There are pros and cons to finding the right pair of winter gloves.
The challenge comes between sacrificing warm hands or dexterous fingers. For civilians, the choice between form and function might limit the ability to text with friends in freezing temperatures. For soldiers, however, the loss of hand function in the cold can have a negative impact on performance, survivability and lethality.
One of the most significant issues for warfighters, and people in general, is that cold exposure severely impacts hand function.
"This is due to the fact that in cold environments, the body reduces blood flow to the periphery to protect core temperature," said Dr. John Castellani, of the U.S. Army Research Institute of Environmental Medicine. "So areas like the hands and feet see less blood flow and therefore skin temperature decreases."
Army researchers, like Castellani, have spent the past 80 years developing technology for different parts of the body to increase blood flow in the hands without obstructing hand movement.

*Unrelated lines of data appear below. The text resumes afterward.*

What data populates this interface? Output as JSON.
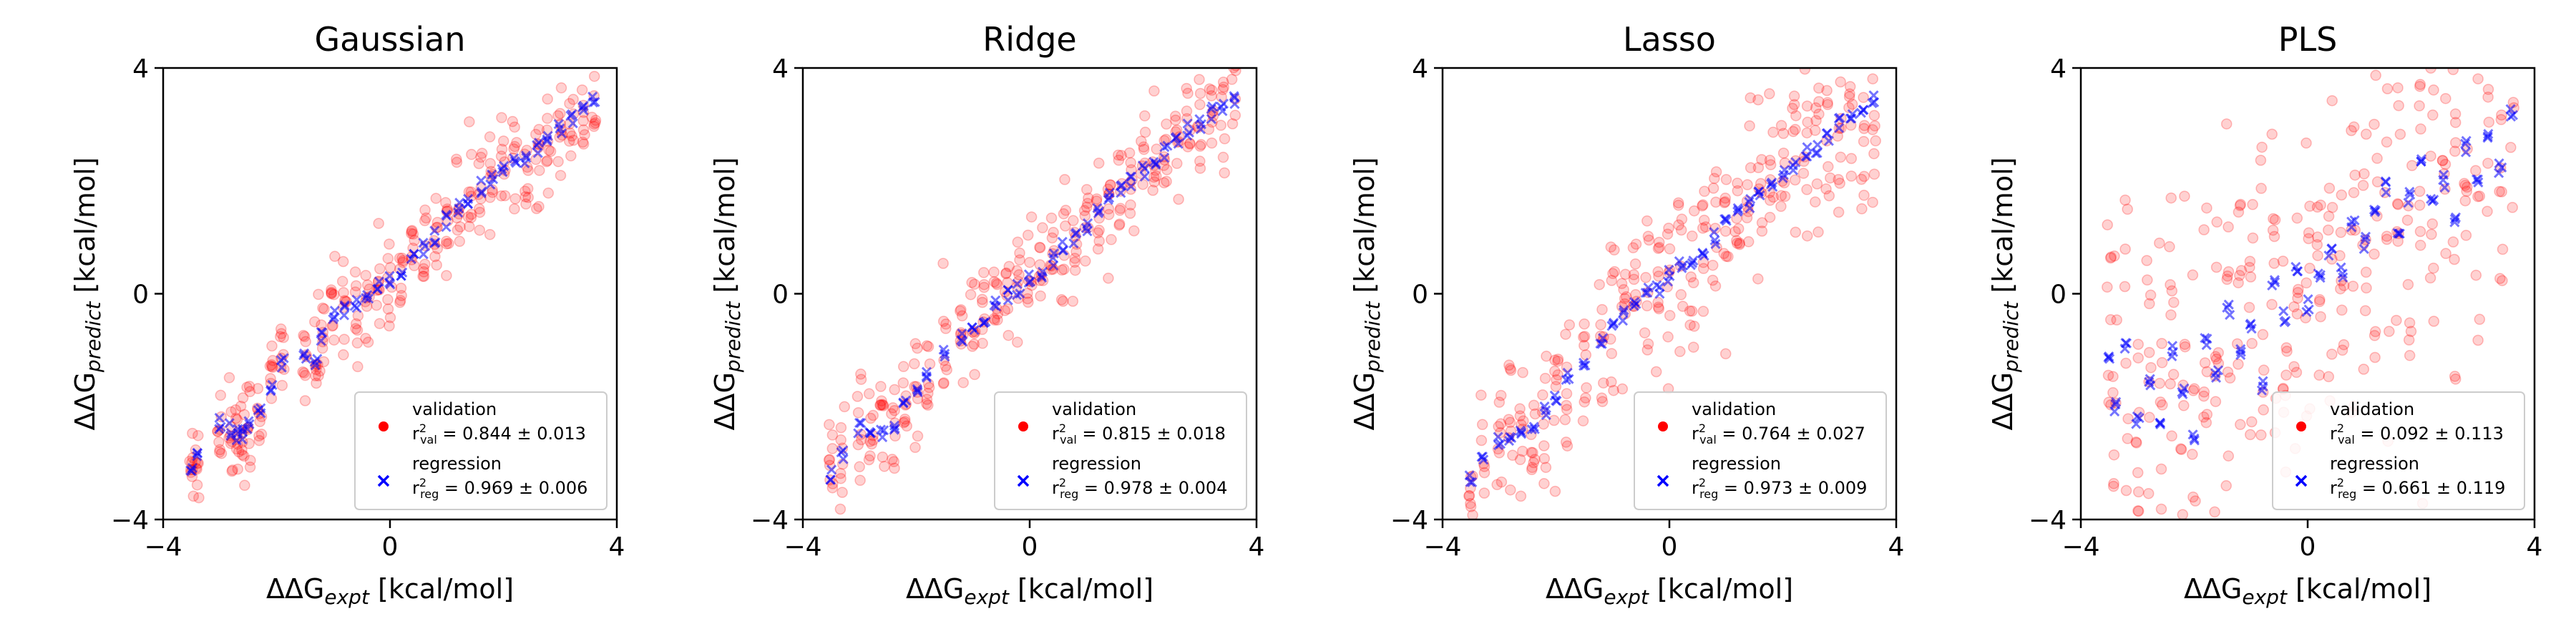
{
  "figure": {
    "x_label": {
      "symbol": "ΔΔG",
      "subscript": "expt",
      "unit": "[kcal/mol]"
    },
    "y_label": {
      "symbol": "ΔΔG",
      "subscript": "predict",
      "unit": "[kcal/mol]"
    },
    "legend": {
      "validation_label": "validation",
      "regression_label": "regression",
      "r_prefix": "r",
      "r_sup": "2",
      "val_sub": "val",
      "reg_sub": "reg"
    },
    "colors": {
      "validation": "#ff0000",
      "regression": "#0000ff"
    }
  },
  "chart_data": [
    {
      "type": "scatter",
      "title": "Gaussian",
      "xlim": [
        -4,
        4
      ],
      "ylim": [
        -4,
        4
      ],
      "xticks": [
        "−4",
        "0",
        "4"
      ],
      "yticks": [
        "−4",
        "0",
        "4"
      ],
      "legend_position": "lower-right",
      "noise": 0.45,
      "validation_stat": "= 0.844 ± 0.013",
      "regression_stat": "= 0.969 ± 0.006",
      "regression_points": [
        [
          -3.5,
          -3.1
        ],
        [
          -3.4,
          -2.9
        ],
        [
          -3.0,
          -2.3
        ],
        [
          -2.8,
          -2.4
        ],
        [
          -2.7,
          -2.5
        ],
        [
          -2.6,
          -2.5
        ],
        [
          -2.5,
          -2.3
        ],
        [
          -2.3,
          -2.0
        ],
        [
          -2.1,
          -1.6
        ],
        [
          -1.9,
          -1.2
        ],
        [
          -1.5,
          -1.1
        ],
        [
          -1.3,
          -1.2
        ],
        [
          -1.2,
          -0.8
        ],
        [
          -1.0,
          -0.4
        ],
        [
          -0.8,
          -0.3
        ],
        [
          -0.6,
          -0.2
        ],
        [
          -0.4,
          -0.1
        ],
        [
          -0.2,
          0.1
        ],
        [
          0.0,
          0.2
        ],
        [
          0.2,
          0.4
        ],
        [
          0.4,
          0.6
        ],
        [
          0.6,
          0.8
        ],
        [
          0.8,
          1.0
        ],
        [
          1.0,
          1.3
        ],
        [
          1.2,
          1.5
        ],
        [
          1.4,
          1.7
        ],
        [
          1.6,
          1.9
        ],
        [
          1.8,
          2.0
        ],
        [
          2.0,
          2.2
        ],
        [
          2.2,
          2.4
        ],
        [
          2.4,
          2.4
        ],
        [
          2.6,
          2.6
        ],
        [
          2.8,
          2.7
        ],
        [
          3.0,
          2.9
        ],
        [
          3.2,
          3.1
        ],
        [
          3.4,
          3.3
        ],
        [
          3.6,
          3.4
        ]
      ]
    },
    {
      "type": "scatter",
      "title": "Ridge",
      "xlim": [
        -4,
        4
      ],
      "ylim": [
        -4,
        4
      ],
      "xticks": [
        "−4",
        "0",
        "4"
      ],
      "yticks": [
        "−4",
        "0",
        "4"
      ],
      "legend_position": "lower-right",
      "noise": 0.5,
      "validation_stat": "= 0.815 ± 0.018",
      "regression_stat": "= 0.978 ± 0.004",
      "regression_points": [
        [
          -3.5,
          -3.2
        ],
        [
          -3.3,
          -2.9
        ],
        [
          -3.0,
          -2.4
        ],
        [
          -2.8,
          -2.5
        ],
        [
          -2.6,
          -2.5
        ],
        [
          -2.4,
          -2.3
        ],
        [
          -2.2,
          -2.0
        ],
        [
          -2.0,
          -1.7
        ],
        [
          -1.8,
          -1.5
        ],
        [
          -1.5,
          -1.1
        ],
        [
          -1.2,
          -0.8
        ],
        [
          -1.0,
          -0.6
        ],
        [
          -0.8,
          -0.4
        ],
        [
          -0.6,
          -0.2
        ],
        [
          -0.4,
          0.0
        ],
        [
          -0.2,
          0.1
        ],
        [
          0.0,
          0.3
        ],
        [
          0.2,
          0.4
        ],
        [
          0.4,
          0.6
        ],
        [
          0.6,
          0.8
        ],
        [
          0.8,
          1.0
        ],
        [
          1.0,
          1.2
        ],
        [
          1.2,
          1.4
        ],
        [
          1.4,
          1.7
        ],
        [
          1.6,
          1.9
        ],
        [
          1.8,
          2.0
        ],
        [
          2.0,
          2.2
        ],
        [
          2.2,
          2.4
        ],
        [
          2.4,
          2.5
        ],
        [
          2.6,
          2.7
        ],
        [
          2.8,
          2.9
        ],
        [
          3.0,
          3.0
        ],
        [
          3.2,
          3.2
        ],
        [
          3.4,
          3.3
        ],
        [
          3.6,
          3.4
        ]
      ]
    },
    {
      "type": "scatter",
      "title": "Lasso",
      "xlim": [
        -4,
        4
      ],
      "ylim": [
        -4,
        4
      ],
      "xticks": [
        "−4",
        "0",
        "4"
      ],
      "yticks": [
        "−4",
        "0",
        "4"
      ],
      "legend_position": "lower-right",
      "noise": 0.8,
      "validation_stat": "= 0.764 ± 0.027",
      "regression_stat": "= 0.973 ± 0.009",
      "regression_points": [
        [
          -3.5,
          -3.3
        ],
        [
          -3.3,
          -3.0
        ],
        [
          -3.0,
          -2.6
        ],
        [
          -2.8,
          -2.6
        ],
        [
          -2.6,
          -2.5
        ],
        [
          -2.4,
          -2.3
        ],
        [
          -2.2,
          -2.1
        ],
        [
          -2.0,
          -1.8
        ],
        [
          -1.8,
          -1.5
        ],
        [
          -1.5,
          -1.2
        ],
        [
          -1.2,
          -0.9
        ],
        [
          -1.0,
          -0.6
        ],
        [
          -0.8,
          -0.4
        ],
        [
          -0.6,
          -0.2
        ],
        [
          -0.4,
          0.0
        ],
        [
          -0.2,
          0.1
        ],
        [
          0.0,
          0.3
        ],
        [
          0.2,
          0.5
        ],
        [
          0.4,
          0.6
        ],
        [
          0.6,
          0.8
        ],
        [
          0.8,
          1.0
        ],
        [
          1.0,
          1.2
        ],
        [
          1.2,
          1.4
        ],
        [
          1.4,
          1.6
        ],
        [
          1.6,
          1.8
        ],
        [
          1.8,
          2.0
        ],
        [
          2.0,
          2.1
        ],
        [
          2.2,
          2.3
        ],
        [
          2.4,
          2.5
        ],
        [
          2.6,
          2.6
        ],
        [
          2.8,
          2.8
        ],
        [
          3.0,
          3.0
        ],
        [
          3.2,
          3.1
        ],
        [
          3.4,
          3.3
        ],
        [
          3.6,
          3.4
        ]
      ]
    },
    {
      "type": "scatter",
      "title": "PLS",
      "xlim": [
        -4,
        4
      ],
      "ylim": [
        -4,
        4
      ],
      "xticks": [
        "−4",
        "0",
        "4"
      ],
      "yticks": [
        "−4",
        "0",
        "4"
      ],
      "legend_position": "lower-right",
      "noise": 1.6,
      "validation_stat": "= 0.092 ± 0.113",
      "regression_stat": "= 0.661 ± 0.119",
      "regression_points": [
        [
          -3.5,
          -1.2
        ],
        [
          -3.4,
          -2.0
        ],
        [
          -3.2,
          -0.9
        ],
        [
          -3.0,
          -2.2
        ],
        [
          -2.8,
          -1.5
        ],
        [
          -2.6,
          -2.4
        ],
        [
          -2.4,
          -1.0
        ],
        [
          -2.2,
          -1.8
        ],
        [
          -2.0,
          -2.5
        ],
        [
          -1.8,
          -0.8
        ],
        [
          -1.6,
          -1.4
        ],
        [
          -1.4,
          -0.3
        ],
        [
          -1.2,
          -1.0
        ],
        [
          -1.0,
          -0.6
        ],
        [
          -0.8,
          -1.6
        ],
        [
          -0.6,
          0.2
        ],
        [
          -0.4,
          -0.4
        ],
        [
          -0.2,
          0.5
        ],
        [
          0.0,
          -0.2
        ],
        [
          0.2,
          0.3
        ],
        [
          0.4,
          0.8
        ],
        [
          0.6,
          0.4
        ],
        [
          0.8,
          1.2
        ],
        [
          1.0,
          0.9
        ],
        [
          1.2,
          1.5
        ],
        [
          1.4,
          1.9
        ],
        [
          1.6,
          1.1
        ],
        [
          1.8,
          1.7
        ],
        [
          2.0,
          2.3
        ],
        [
          2.2,
          1.6
        ],
        [
          2.4,
          2.0
        ],
        [
          2.6,
          1.3
        ],
        [
          2.8,
          2.6
        ],
        [
          3.0,
          1.9
        ],
        [
          3.2,
          2.8
        ],
        [
          3.4,
          2.2
        ],
        [
          3.6,
          3.2
        ]
      ]
    }
  ]
}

Castellani has spent decades studying the effects of cold weather on warfighter health and performance. Along with other scientists, he has developed a new device that warms the hands and fingers in cold weather without the use of gloves.
The Personal Heating Dexterity Device, or PHD2, helps prevent the loss of hand function in the cold.
Brig. Gen. Michael Talley, Commanding General, U.S. Army Medical Research and Development Command, tries on the prototype of the Personal Heating Dexterity Device, or PHD2. (Ms. Mallory Roussel / USARIEM Public Affairs)
In the hands, when skin temperature decreases, manual dexterity is degraded. The purpose of the PHD2, Castellani said, is to increase hand and finger temperatures by providing external heat to the forearms, which will be absorbed and eventually raise the temperature of the hands and fingers.
"This increase in temperatures will improve dexterity," Castellani said.
Cold weather environments can impact soldier performance in numerous ways. It can impact both aerobic and anaerobic performance, muscular strength and endurance, cognition, fluid balance and manual dexterity, Castellani said.
Castellani and his team were trying to solve the loss of dexterity, which is vital for many tasks, such as loading ammunition, handling equipment and technology and treating injured soldiers.
"Gloves themselves can decrease dexterity by 50 to 70%. We were wondering if we could find a solution that would enable a person to have warm hands, even if bare-handed, so that dexterity could be maintained," Castellani said.
Dr. John Castellani, a research physiologist from the U.S. Army Research Institute of Environmental Medicine, showcases two of USARIEM’s biomedical solutions for Arctic operations. In his hands is USARIEM’s forearm heating wearable, the Personal Heat
As for the feet, they are harder to keep warm.
"It may have to do with the fact that we humans are bipedal/upright, which impacts nervous system control of blood flow," Castellani said. "We are not sure if the same concept – that is – heating the calf will have the same effect. It is something we would like to pursue."
Researchers recently came back with a very early field prototype to get feedback from troops at Arctic Eagle, a joint exercise in Alaska involving more than 900 Air and Army National Guard personnel from 15 states, to see what they thought about the concept and what they would like to see in future versions.
"We need to develop prototypes with advanced materials and power supplies so that it is form-fitting and weighs very little," Castellani said. "Soldiers already are burdened with carrying too much weight. So that is what we’ll be doing in the next few years."
The Army hopes to deploy a field-ready PHD2 by 2026-2028.